U.S. Secretary of Education Arne Duncan proudly held up the button, a gift from the president of the American Federation of Teachers, Randi Weingarten. Thousands of educators applauded.
The button read, “With you, not to you.”
That phrase echoes promises both Mr. Duncan and President Barack Obama have made to consult teachers as they promote their ambitious teacher-quality agenda.
And by calling attention to that theme repeatedly over the course of a session, held July 13, to kick off AFT’s biennial professional-issues conference here, Ms. Weingarten sent a clear signal to administration officials: She intends to hold them to that promise.

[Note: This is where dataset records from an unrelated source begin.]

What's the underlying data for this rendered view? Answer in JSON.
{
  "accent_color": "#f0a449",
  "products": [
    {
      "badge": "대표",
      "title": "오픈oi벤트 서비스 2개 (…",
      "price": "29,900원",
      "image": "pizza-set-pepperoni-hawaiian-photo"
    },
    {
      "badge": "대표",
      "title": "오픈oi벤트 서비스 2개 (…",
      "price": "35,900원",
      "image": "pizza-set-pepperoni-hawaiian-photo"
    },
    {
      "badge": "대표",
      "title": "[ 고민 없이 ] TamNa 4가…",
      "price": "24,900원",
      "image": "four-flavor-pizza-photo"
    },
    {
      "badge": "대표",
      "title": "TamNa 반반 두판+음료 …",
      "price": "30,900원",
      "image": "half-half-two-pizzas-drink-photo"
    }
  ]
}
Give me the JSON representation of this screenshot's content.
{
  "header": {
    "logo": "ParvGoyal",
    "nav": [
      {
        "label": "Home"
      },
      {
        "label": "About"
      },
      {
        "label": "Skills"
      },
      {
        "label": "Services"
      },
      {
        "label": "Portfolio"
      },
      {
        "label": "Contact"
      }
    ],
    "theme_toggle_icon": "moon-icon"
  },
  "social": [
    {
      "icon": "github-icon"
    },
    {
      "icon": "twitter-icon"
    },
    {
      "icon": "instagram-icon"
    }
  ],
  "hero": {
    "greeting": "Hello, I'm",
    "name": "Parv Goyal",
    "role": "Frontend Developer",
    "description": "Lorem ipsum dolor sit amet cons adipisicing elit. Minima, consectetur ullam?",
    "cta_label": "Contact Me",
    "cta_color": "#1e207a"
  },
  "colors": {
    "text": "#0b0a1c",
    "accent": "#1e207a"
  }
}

“Obama said he wants to work with us, not work us over,” Ms. Weingarten said in her keynote address before more than 2,000 educators. “We’re taking President Obama and Secretary Duncan at their word.”

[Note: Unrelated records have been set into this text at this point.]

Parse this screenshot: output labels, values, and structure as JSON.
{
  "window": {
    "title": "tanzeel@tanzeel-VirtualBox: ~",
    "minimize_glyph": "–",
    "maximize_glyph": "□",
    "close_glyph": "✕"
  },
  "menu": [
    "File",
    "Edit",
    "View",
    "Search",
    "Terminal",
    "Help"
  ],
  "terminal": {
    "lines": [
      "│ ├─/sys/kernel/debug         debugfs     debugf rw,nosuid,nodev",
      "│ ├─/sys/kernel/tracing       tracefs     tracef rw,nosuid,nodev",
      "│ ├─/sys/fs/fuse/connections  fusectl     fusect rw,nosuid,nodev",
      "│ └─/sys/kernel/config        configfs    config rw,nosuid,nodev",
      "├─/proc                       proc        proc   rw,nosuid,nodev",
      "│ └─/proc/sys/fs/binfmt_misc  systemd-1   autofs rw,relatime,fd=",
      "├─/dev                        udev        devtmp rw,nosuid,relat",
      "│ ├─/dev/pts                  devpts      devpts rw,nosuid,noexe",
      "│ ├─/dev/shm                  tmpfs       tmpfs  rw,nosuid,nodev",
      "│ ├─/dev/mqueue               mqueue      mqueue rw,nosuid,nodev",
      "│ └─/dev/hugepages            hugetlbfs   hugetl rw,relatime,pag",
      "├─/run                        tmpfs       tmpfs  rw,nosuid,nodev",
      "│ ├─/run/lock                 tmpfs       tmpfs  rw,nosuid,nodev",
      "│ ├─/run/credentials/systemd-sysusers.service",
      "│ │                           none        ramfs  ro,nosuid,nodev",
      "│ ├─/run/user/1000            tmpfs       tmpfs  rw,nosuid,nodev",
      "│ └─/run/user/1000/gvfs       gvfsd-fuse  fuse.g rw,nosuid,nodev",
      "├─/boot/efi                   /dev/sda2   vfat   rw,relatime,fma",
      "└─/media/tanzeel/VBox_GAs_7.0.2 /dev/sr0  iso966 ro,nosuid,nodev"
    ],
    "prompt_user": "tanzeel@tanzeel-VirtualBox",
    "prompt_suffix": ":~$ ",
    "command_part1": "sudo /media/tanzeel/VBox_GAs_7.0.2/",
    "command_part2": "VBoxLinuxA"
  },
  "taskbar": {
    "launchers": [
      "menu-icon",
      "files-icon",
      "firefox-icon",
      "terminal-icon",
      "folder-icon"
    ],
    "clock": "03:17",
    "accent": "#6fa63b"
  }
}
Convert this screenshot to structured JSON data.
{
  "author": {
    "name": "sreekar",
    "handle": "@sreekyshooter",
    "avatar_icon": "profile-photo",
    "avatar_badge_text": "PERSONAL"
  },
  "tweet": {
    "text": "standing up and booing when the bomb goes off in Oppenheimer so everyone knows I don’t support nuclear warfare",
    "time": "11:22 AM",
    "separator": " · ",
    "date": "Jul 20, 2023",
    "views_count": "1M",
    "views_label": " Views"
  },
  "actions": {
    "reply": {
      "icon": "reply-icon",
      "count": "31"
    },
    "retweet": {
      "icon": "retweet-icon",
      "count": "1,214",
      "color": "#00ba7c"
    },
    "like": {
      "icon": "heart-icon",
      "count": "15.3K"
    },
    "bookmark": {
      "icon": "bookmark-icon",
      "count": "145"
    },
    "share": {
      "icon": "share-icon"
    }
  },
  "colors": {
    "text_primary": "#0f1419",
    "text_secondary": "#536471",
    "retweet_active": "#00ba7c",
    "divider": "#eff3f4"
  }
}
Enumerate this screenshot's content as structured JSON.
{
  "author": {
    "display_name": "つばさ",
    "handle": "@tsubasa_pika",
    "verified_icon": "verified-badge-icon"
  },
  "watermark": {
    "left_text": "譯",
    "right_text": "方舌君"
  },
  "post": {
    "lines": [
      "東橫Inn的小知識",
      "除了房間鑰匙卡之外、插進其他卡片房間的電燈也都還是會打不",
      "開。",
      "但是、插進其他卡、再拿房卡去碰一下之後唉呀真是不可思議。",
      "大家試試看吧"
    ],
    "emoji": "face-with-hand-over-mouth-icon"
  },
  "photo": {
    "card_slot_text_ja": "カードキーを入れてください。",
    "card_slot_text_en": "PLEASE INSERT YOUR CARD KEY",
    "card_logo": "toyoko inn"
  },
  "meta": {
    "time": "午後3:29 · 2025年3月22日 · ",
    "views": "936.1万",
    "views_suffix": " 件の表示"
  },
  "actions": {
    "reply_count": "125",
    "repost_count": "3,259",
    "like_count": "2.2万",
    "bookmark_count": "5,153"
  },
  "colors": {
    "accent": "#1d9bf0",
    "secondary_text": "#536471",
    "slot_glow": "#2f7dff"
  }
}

Local administrators must follow suit, she added.
“When education reform is done to teachers and their unions, it is doomed to fail. But when education reform is done with teachers, it is destined to succeed,” she said.
National Response
Ms. Weingarten’s speech appeared to be a response to some of the issues Mr. Duncan raised earlier this month in an address before the National Education Association’s Representative Assembly in San Diego, Calif. The education secretary told the NEA that teachers need to be “full partners in reform” and to consider changes to long-standing systems for compensating teachers, evaluating them, and awarding them tenure. (“NEA Representatives Air Their Differences With Obama Agenda,” July 15, 2009.)

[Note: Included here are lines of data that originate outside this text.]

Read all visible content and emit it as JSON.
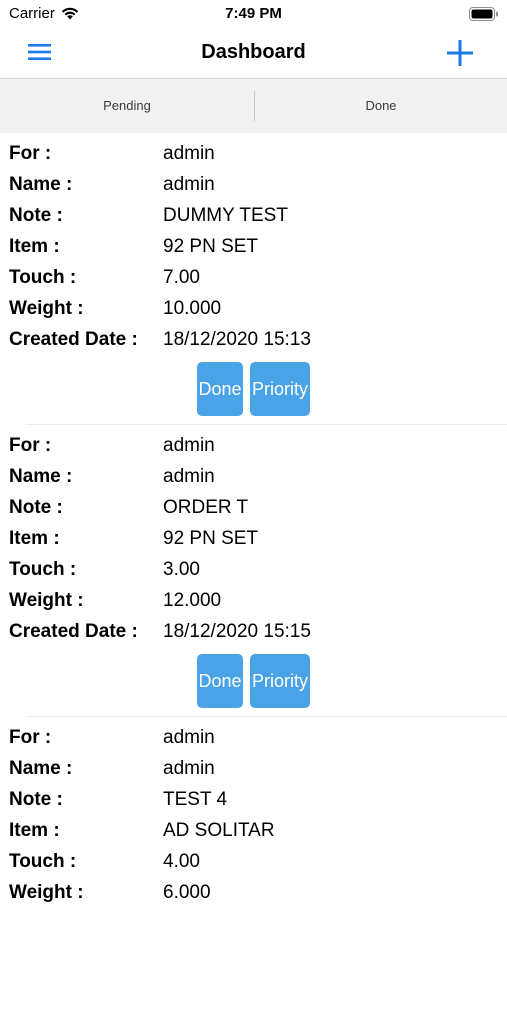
{
  "status_bar": {
    "carrier": "Carrier",
    "time": "7:49 PM"
  },
  "nav": {
    "title": "Dashboard",
    "menu_icon": "hamburger-menu-icon",
    "add_icon": "plus-icon",
    "accent": "#1a7ae8"
  },
  "segments": {
    "pending": "Pending",
    "done": "Done"
  },
  "labels": {
    "for": "For :",
    "name": "Name :",
    "note": "Note :",
    "item": "Item :",
    "touch": "Touch :",
    "weight": "Weight :",
    "created": "Created Date :"
  },
  "buttons": {
    "done": "Done",
    "priority": "Priority",
    "color": "#4aa3e6"
  },
  "orders": [
    {
      "for": "admin",
      "name": "admin",
      "note": "DUMMY TEST",
      "item": "92 PN SET",
      "touch": "7.00",
      "weight": "10.000",
      "created": "18/12/2020 15:13"
    },
    {
      "for": "admin",
      "name": "admin",
      "note": "ORDER T",
      "item": "92 PN SET",
      "touch": "3.00",
      "weight": "12.000",
      "created": "18/12/2020 15:15"
    },
    {
      "for": "admin",
      "name": "admin",
      "note": "TEST 4",
      "item": "AD SOLITAR",
      "touch": "4.00",
      "weight": "6.000"
    }
  ]
}
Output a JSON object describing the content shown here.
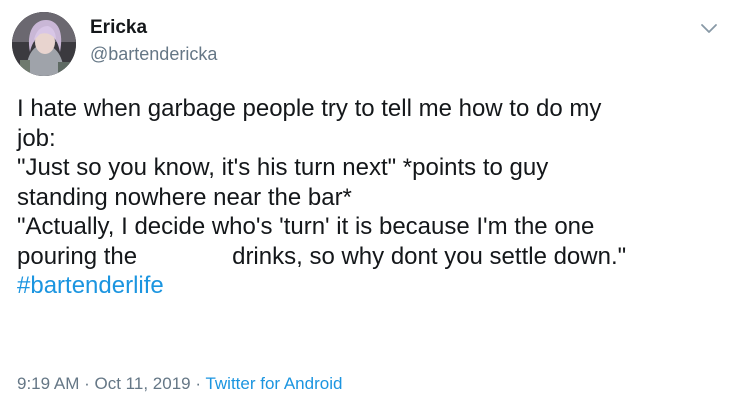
{
  "tweet": {
    "author_name": "Ericka",
    "author_handle": "@bartendericka",
    "more_icon": "chevron-down-icon",
    "avatar_icon": "user-avatar",
    "lines": [
      "I hate when garbage people try to tell me how to do my",
      "job:",
      "\"Just so you know, it's his turn next\" *points to guy",
      "standing nowhere near the bar*",
      "\"Actually, I decide who's 'turn' it is because I'm the one"
    ],
    "line6_before": "pouring the",
    "line6_after": "drinks, so why dont you settle down.\"",
    "hashtag": "#bartenderlife",
    "time": "9:19 AM",
    "separator": "·",
    "date": "Oct 11, 2019",
    "source": "Twitter for Android",
    "colors": {
      "link": "#1b95e0",
      "secondary": "#657786",
      "text": "#14171a"
    }
  }
}
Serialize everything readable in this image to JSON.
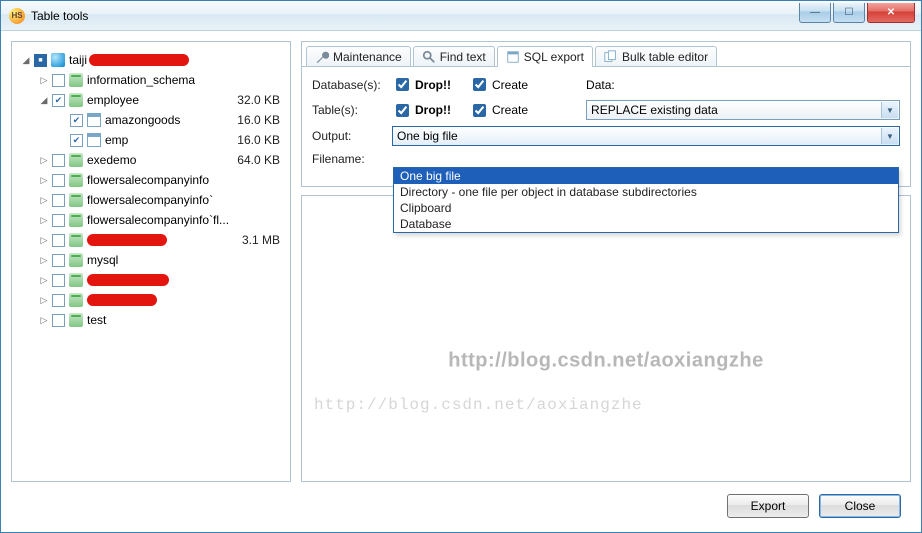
{
  "title": "Table tools",
  "tree": {
    "root": {
      "redact_width": 100
    },
    "items": [
      {
        "label": "information_schema",
        "size": ""
      },
      {
        "label": "employee",
        "size": "32.0 KB"
      },
      {
        "label": "amazongoods",
        "size": "16.0 KB"
      },
      {
        "label": "emp",
        "size": "16.0 KB"
      },
      {
        "label": "exedemo",
        "size": "64.0 KB"
      },
      {
        "label": "flowersalecompanyinfo",
        "size": ""
      },
      {
        "label": "flowersalecompanyinfo`",
        "size": ""
      },
      {
        "label": "flowersalecompanyinfo`fl...",
        "size": ""
      },
      {
        "label": "",
        "size": "3.1 MB"
      },
      {
        "label": "mysql",
        "size": ""
      },
      {
        "label": "",
        "size": ""
      },
      {
        "label": "",
        "size": ""
      },
      {
        "label": "test",
        "size": ""
      }
    ]
  },
  "tabs": {
    "maintenance": "Maintenance",
    "find": "Find text",
    "sql": "SQL export",
    "bulk": "Bulk table editor"
  },
  "form": {
    "databases_label": "Database(s):",
    "tables_label": "Table(s):",
    "drop_label": "Drop!!",
    "create_label": "Create",
    "data_label": "Data:",
    "data_value": "REPLACE existing data",
    "output_label": "Output:",
    "output_value": "One big file",
    "filename_label": "Filename:",
    "dropdown": {
      "opt0": "One big file",
      "opt1": "Directory - one file per object in database subdirectories",
      "opt2": "Clipboard",
      "opt3": "Database"
    }
  },
  "watermark": {
    "big": "http://blog.csdn.net/aoxiangzhe",
    "small": "http://blog.csdn.net/aoxiangzhe"
  },
  "buttons": {
    "export": "Export",
    "close": "Close"
  }
}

During a town-hall-style question-and-answer session with educators at the AFT event, Mr. Duncan reiterated that he views such partnerships seriously.
“This button and this topic cannot be more important,” he responded to a question from the audience about teacher evaluation. “You cannot do this [reform work] unilaterally as management.”
But so far, the Obama administration has taken few concrete steps to assuage teachers’ concerns.
It has not, for instance, unveiled its plan for disbursing the $500 million in performance-pay discretionary grants created by the economic-stimulus legislation. Ms. Weingarten has said that such grants must be bargained collectively to ensure the appropriate inclusion of teachers in the design of the pay programs.
Educators participating in the question-and-answer session pressed Mr. Duncan to elaborate on his plans for improved teacher evaluation, as well as for details about proposals on charter schools and the renewal of the federal No Child Left Behind Act.
A member of the Boston Teachers Union queried Mr. Duncan on whether he would ensure that charters would serve English-language learners and students with disabilities.
“The support for charter schools in this country is growing by leaps and bounds with your support,” she said. “They are siphoning off an unfair portion of public funding.”
In response, Mr. Duncan said, “I’m not a fan of charters. I’m a fan of good charters,” a remark that met with some skepticism from the audience, but not outright booing. Charter school authorizers, Mr. Duncan added, should require such schools to hit performance benchmarks or face closure.
In reply to a question about the renewal of the NCLB law, Mr. Duncan gave perhaps the strongest clues yet about the administration’s plans. The federal law, he said, has focused too much on labeling and stigmatizing schools and must be changed to reflect more differentiation in school performance.
“It is unbelievably demoralizing to the faculty and confusing to parents, and in far too many places, it’s flat-out wrong,” he said. “ I think you have to be much more finely gradated.”